The hard max-limit number of workers are determined by the 'RAVE' option
raveio_getopt('max_worker')
. Users can lower this number for
memory-intensive tasks manually, via argument .workers
.
The actual number of workers might be less than the requested ones, this
is often a result of sort input x
. If the number of input iterations
has fewer than the max worker size, then the number of workers automatically
shrinks to the length of input list. All workers will be a child process
running separate from the main session, except for when only one worker
is needed and .always=FALSE
: the only task will be executed in the
main session.
Each worker session will run a completely isolated new process. There is
a ramp-up serialization that is needed for global objects (objects that
are defined elsewhere or outside of the function). Please make sure
the global objects are specified explicitly in .globals
, a named list.
Unlike future
package, users must specify the global objects.
The global objects might be large to serialize. Please optimize the code
to avoid serializing big objects, especially environments or functions.

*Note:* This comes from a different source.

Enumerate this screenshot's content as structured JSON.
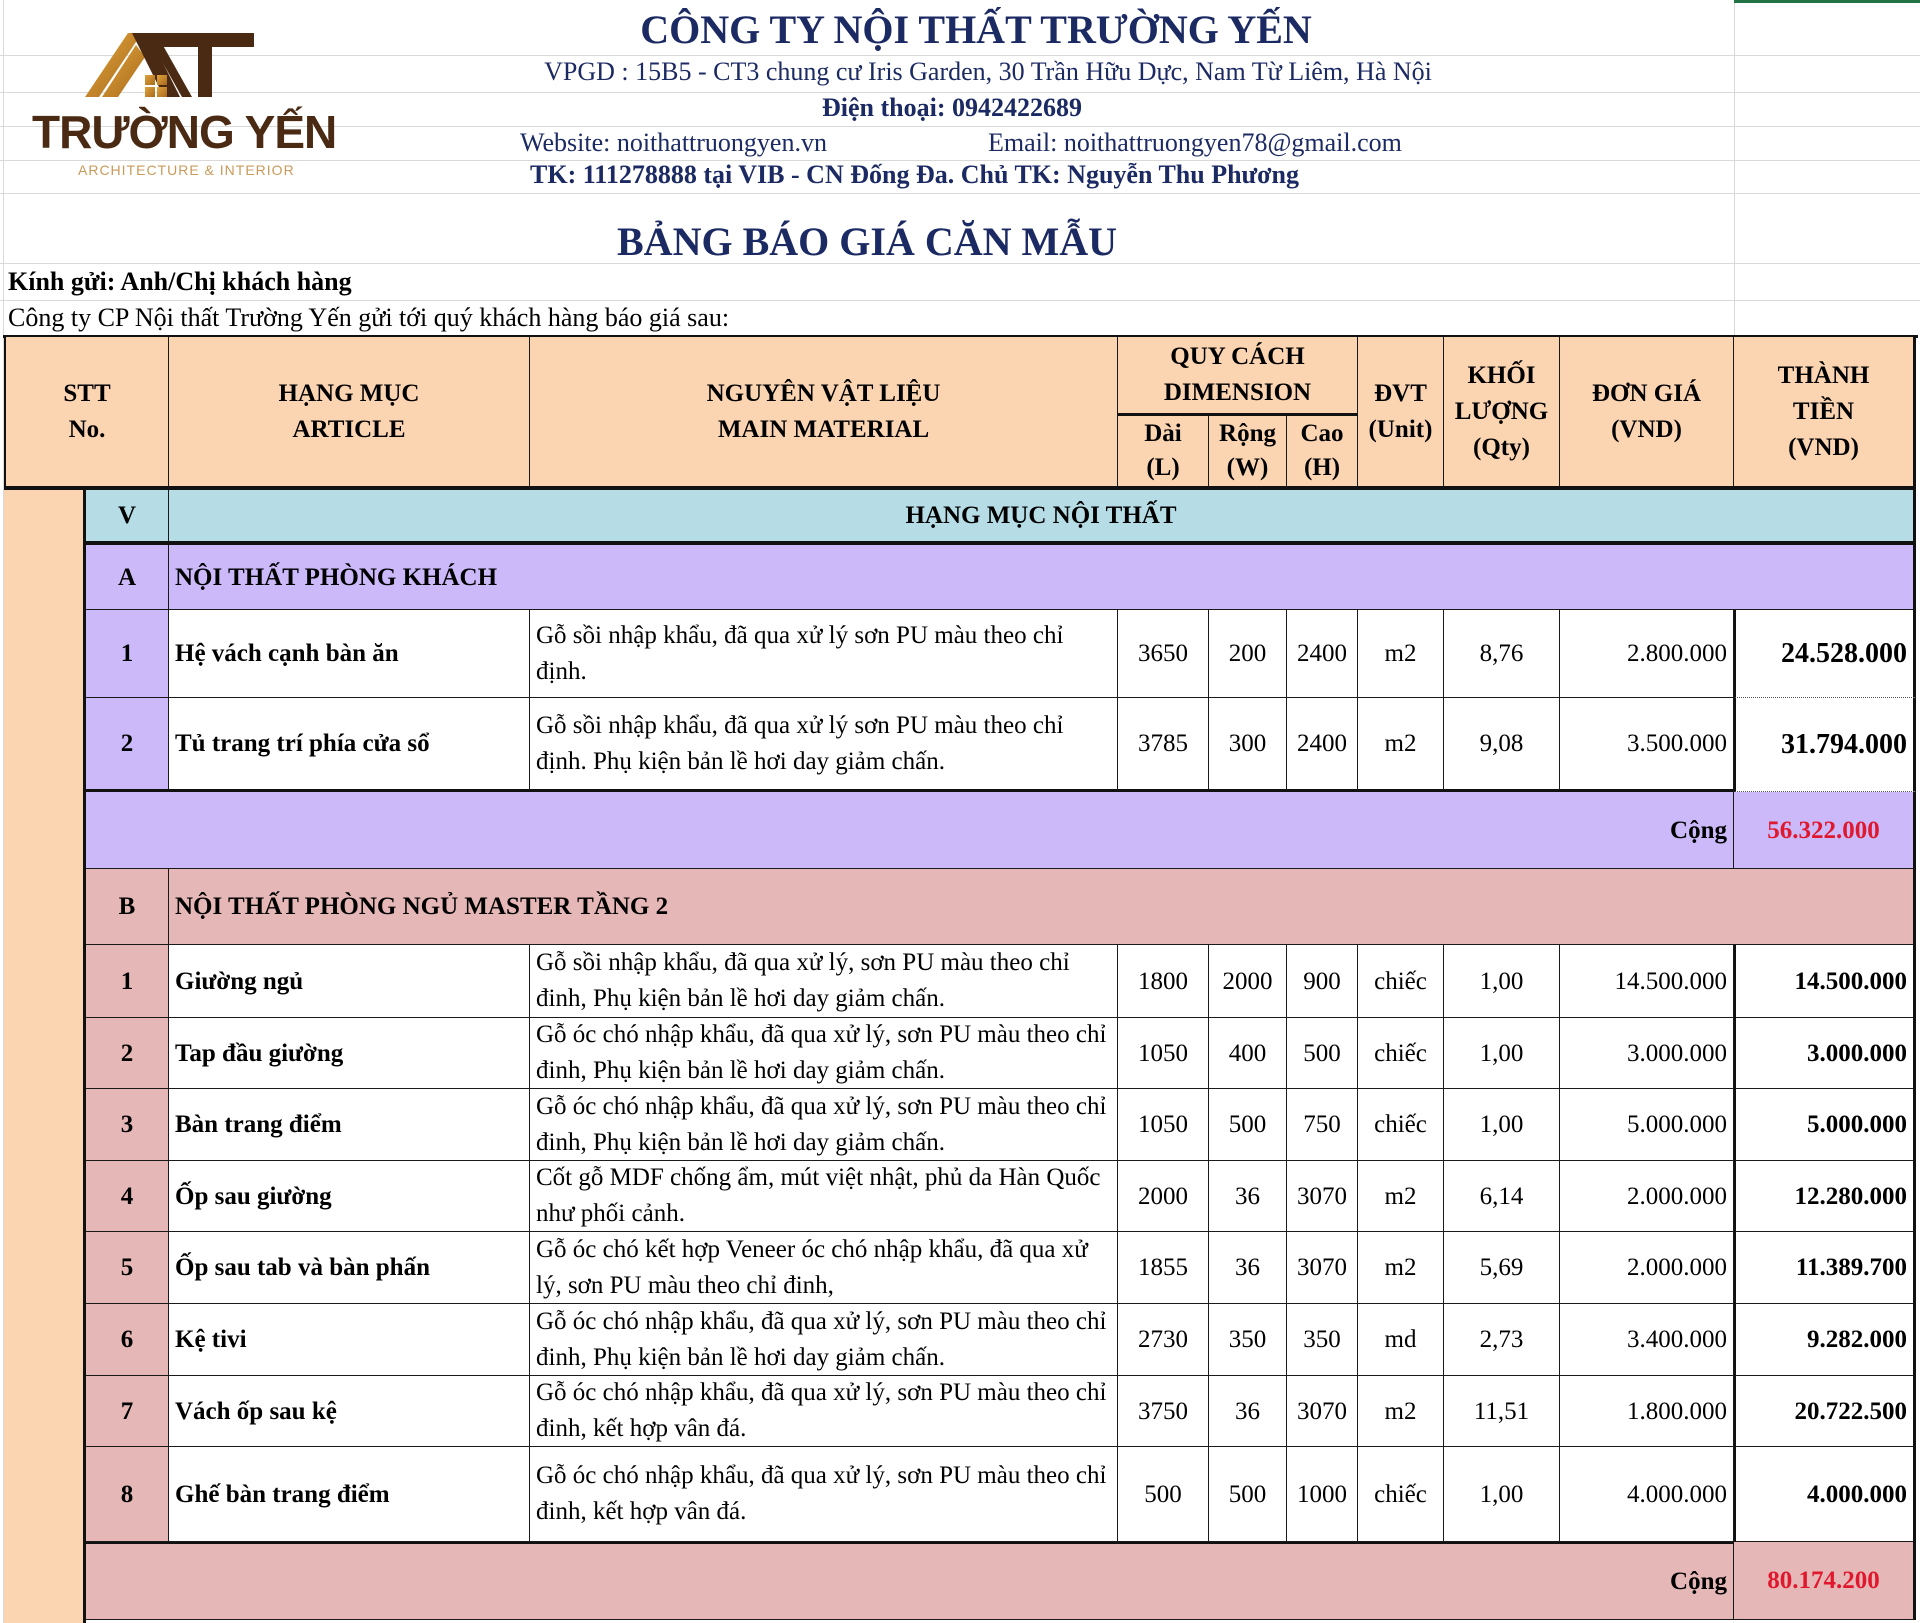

All objects inheriting RAVESerializable
class with
@marshal
and @unmarshal
methods implemented correctly will
be serialized with reference hook rave_serialize_refhook
, making
them extremely efficient.
Examples
# Run without `with_rave_parallel`
res <- lapply_jobs(1:5, function(x, ...) {
c(child = Sys.getpid(), ...)
}, main = Sys.getpid())
simplify2array(res)
#> [,1] [,2] [,3] [,4] [,5]
#> child 7858 7858 7858 7858 7858
#> main 7858 7858 7858 7858 7858
# Comparison
f <- function(n = 5, workers = 0) {
system.time({
ravepipeline::lapply_jobs(seq_len(n), function(x, ...) {
Sys.sleep(1)
c(child = Sys.getpid(), ...)
}, main = Sys.getpid(), .workers = workers, callback = I)
})
}
if (FALSE) { # \dontrun{
# Without parallel
f()
#> user system elapsed
#> 0.022 0.019 5.010
# with parallel
with_rave_parallel({
f()
})
#> user system elapsed
#> 0.729 0.190 1.460
} # }